In the dry form, Suneli hops are not recommended. In order to properly prepare a dish with this mixture, it is necessary to heat the oil, add suneli hops and warm on low heat for 1-2 minutes. Then finely chop onions and add it to the container with the dissolved mixture.
The following spices are required to make Suneli hops:
- Fenugreek (fenugreek);
- Dill;
- Coriander;
- Celery;
- Basil;
- Parsley;
- Mint;
- Savory garden;
- Marjoram;
- Bay leaf;
- Red pepper (2% of the portion of each of the spices);
- Saffron (0.1% of the portion of each of the spices).
A.
![Image Image](https://images.foodlobers.com/img/eda/73/kak-prigotovit-hmeli-suneli-i-adzhiku_1.jpg)
Spices for which bookmark masses or shares are not indicated should be taken in one portion each.
Adjika is a pasty mixture, widely distributed in Georgia and Armenia.

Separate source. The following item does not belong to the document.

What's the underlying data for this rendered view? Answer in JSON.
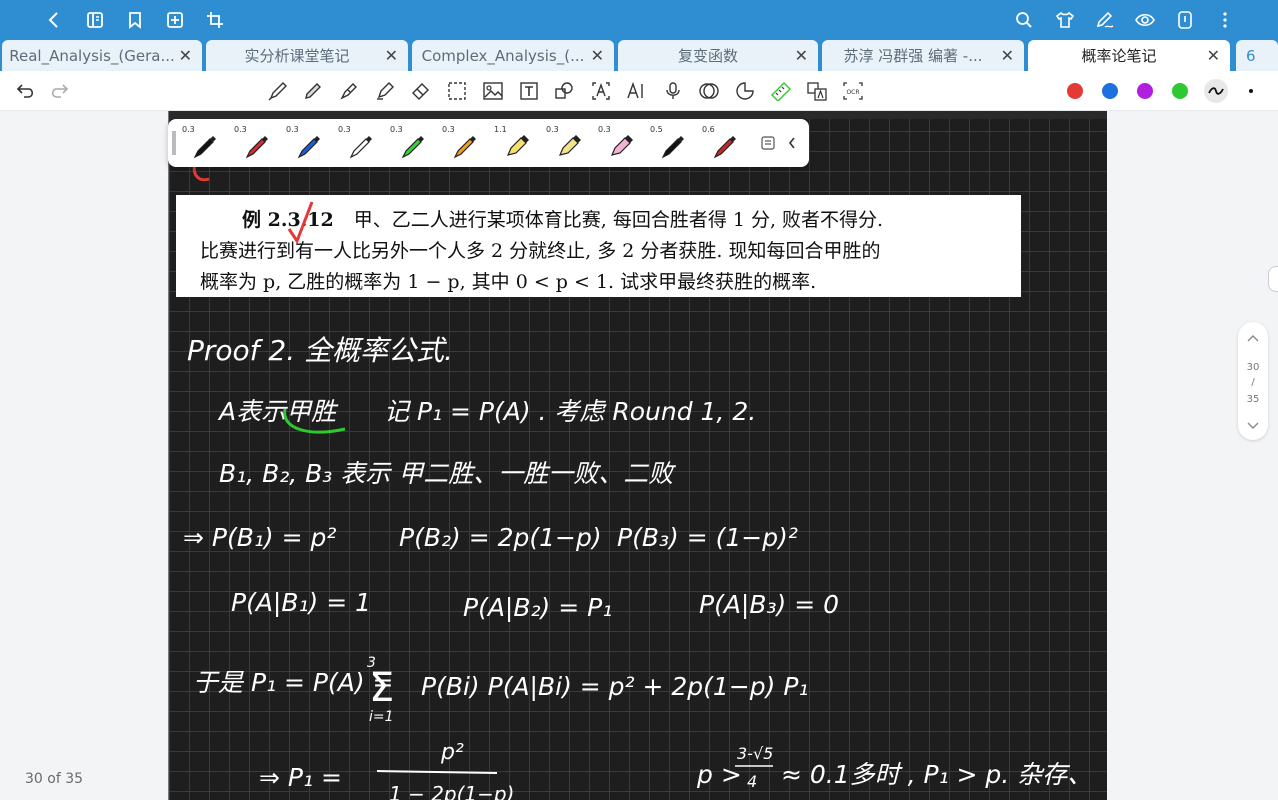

It is used as a seasoning for meat, vegetable, rice dishes. In Georgia, adjika is preparing a national dish of beans - lobio.
Seasoning is prepared from the following ingredients:
- Suneli hops - 3 parts;
- Garlic - 1 part;
- Red pepper - 2 parts;
- Coriander - 1 part;
- Dill - 1 part.
A little salt is added and diluted with vinegar with a strength of no higher than 3-5%, so that the mixture acquires a pasty consistency. It can be stored in a sealed glass container in the refrigerator.